Mr. Willis to Mr. Gresham.
Honolulu, Hawaiian Islands, March 24, 1894.
Sir: I have the honor to inform you that on the 15th instant the act “to provide for a constitutional convention” was approved and is now a law. The election for delegates has been ordered for the 2d day of May, 1894.
The convention will “consist of the President, the executive and advisory councils, and 18 delegates,” the latter to be elected by general vote. The councils, together with the President, will have a majority of 1. Of the 18 new delegates, 6 will be elected from this island (Oahu). [Page 1312]By section 4 the privilege of voting is placed within the reach of “every male resident of the Hawaiian Islands of Hawaiian, American, or European birth or descent who shall have taken the oath by this act provided.” The oath referred to is that the voter “will support and bear true allegiance to the Provisional Government of the Hawaiian Islands, and will oppose any attempt to reestablish monarchial government in any form in the Hawaiian Islands.” The oath at first contained a clause renouncing allegiance to Liliuokalani, but this was afterwards stricken out.

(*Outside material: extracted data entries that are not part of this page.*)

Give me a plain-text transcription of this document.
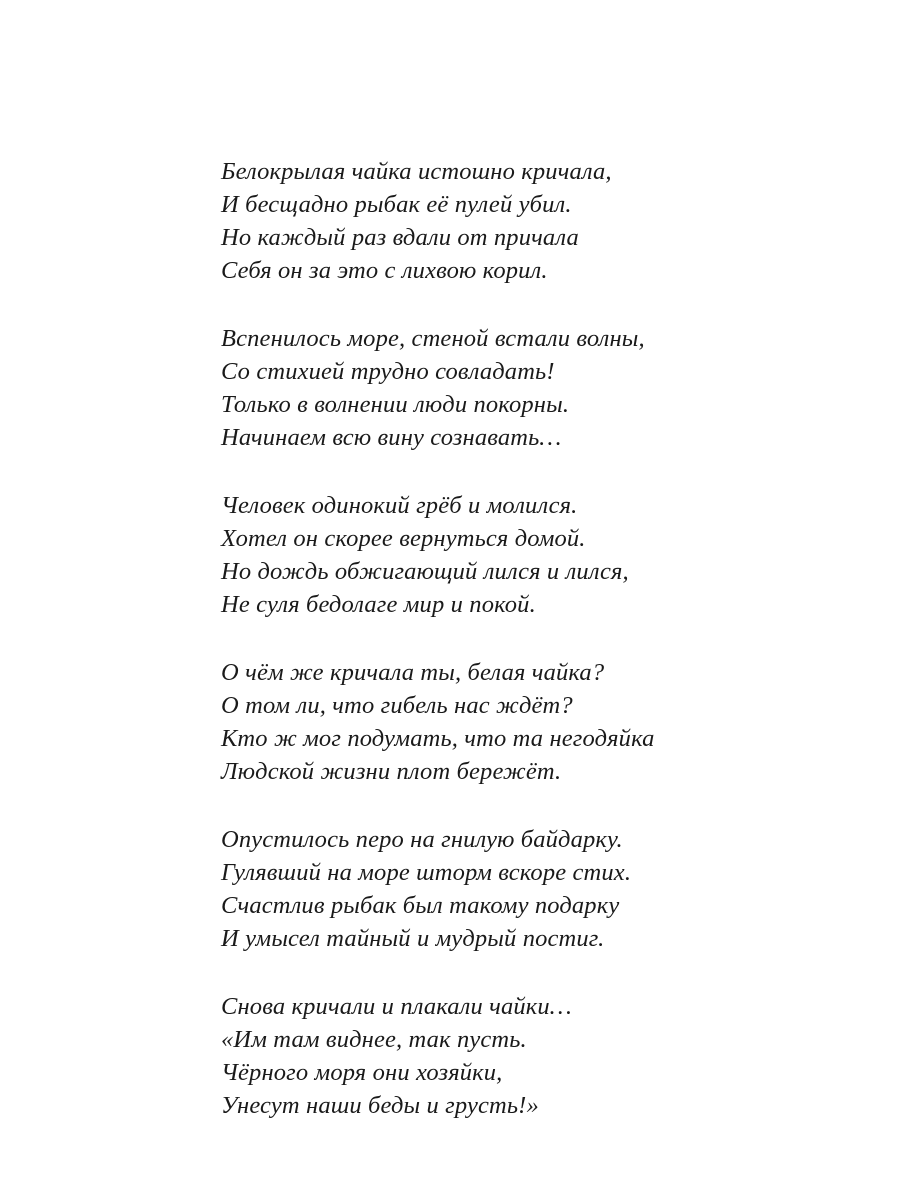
Белокрылая чайка истошно кричала,
И бесщадно рыбак её пулей убил.
Но каждый раз вдали от причала
Себя он за это с лихвою корил.
Вспенилось море, стеной встали волны,
Со стихией трудно совладать!
Только в волнении люди покорны.
Начинаем всю вину сознавать…
Человек одинокий грёб и молился.
Хотел он скорее вернуться домой.
Но дождь обжигающий лился и лился,
Не суля бедолаге мир и покой.
О чём же кричала ты, белая чайка?
О том ли, что гибель нас ждёт?
Кто ж мог подумать, что та негодяйка
Людской жизни плот бережёт.
Опустилось перо на гнилую байдарку.
Гулявший на море шторм вскоре стих.
Счастлив рыбак был такому подарку
И умысел тайный и мудрый постиг.
Снова кричали и плакали чайки…
«Им там виднее, так пусть.
Чёрного моря они хозяйки,
Унесут наши беды и грусть!»
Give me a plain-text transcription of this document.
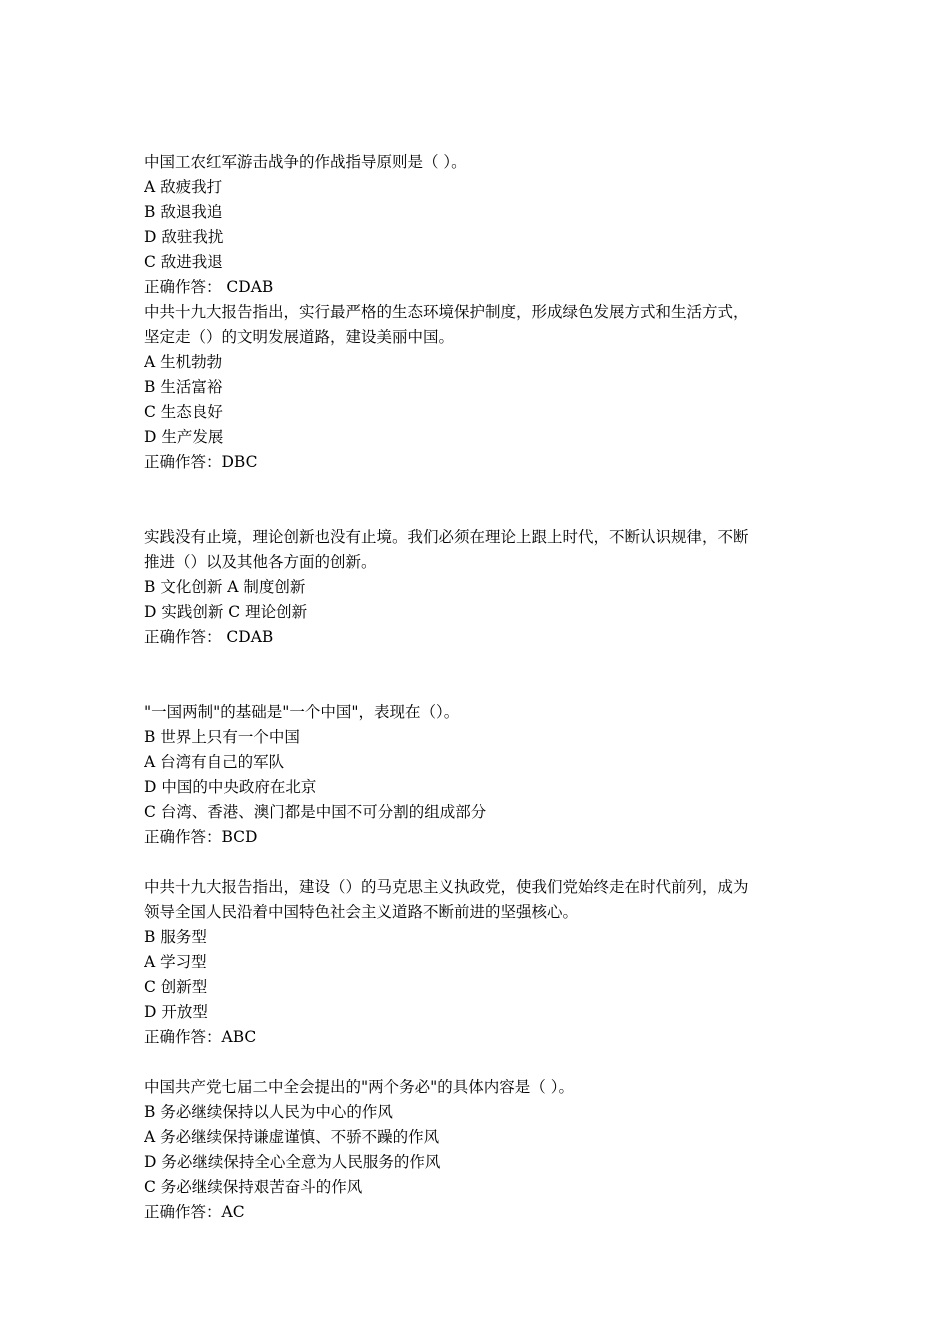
中国工农红军游击战争的作战指导原则是（ ）。
A 敌疲我打
B 敌退我追
D 敌驻我扰
C 敌进我退
正确作答： CDAB
中共十九大报告指出，实行最严格的生态环境保护制度，形成绿色发展方式和生活方式，
坚定走（）的文明发展道路，建设美丽中国。
A 生机勃勃
B 生活富裕
C 生态良好
D 生产发展
正确作答：DBC
实践没有止境，理论创新也没有止境。我们必须在理论上跟上时代，不断认识规律，不断
推进（）以及其他各方面的创新。
B 文化创新 A 制度创新
D 实践创新 C 理论创新
正确作答： CDAB
"一国两制"的基础是"一个中国"，表现在（）。
B 世界上只有一个中国
A 台湾有自己的军队
D 中国的中央政府在北京
C 台湾、香港、澳门都是中国不可分割的组成部分
正确作答：BCD
中共十九大报告指出，建设（）的马克思主义执政党，使我们党始终走在时代前列，成为
领导全国人民沿着中国特色社会主义道路不断前进的坚强核心。
B 服务型
A 学习型
C 创新型
D 开放型
正确作答：ABC
中国共产党七届二中全会提出的"两个务必"的具体内容是（ ）。
B 务必继续保持以人民为中心的作风
A 务必继续保持谦虚谨慎、不骄不躁的作风
D 务必继续保持全心全意为人民服务的作风
C 务必继续保持艰苦奋斗的作风
正确作答：AC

Section 5 provides for minority representation. It is earnestly hoped by the Provisional Government that the Hawaiians will participate in this election.
Out of the two political clubs known as the “American League” and “Union Party,” a new organization, the “American Union Party,” has been organized, whose leading principles are “the accomplishment of a political union with the United States of America and the maintenance of a stable and honest government.”
The political situation at present seems to be peaceful.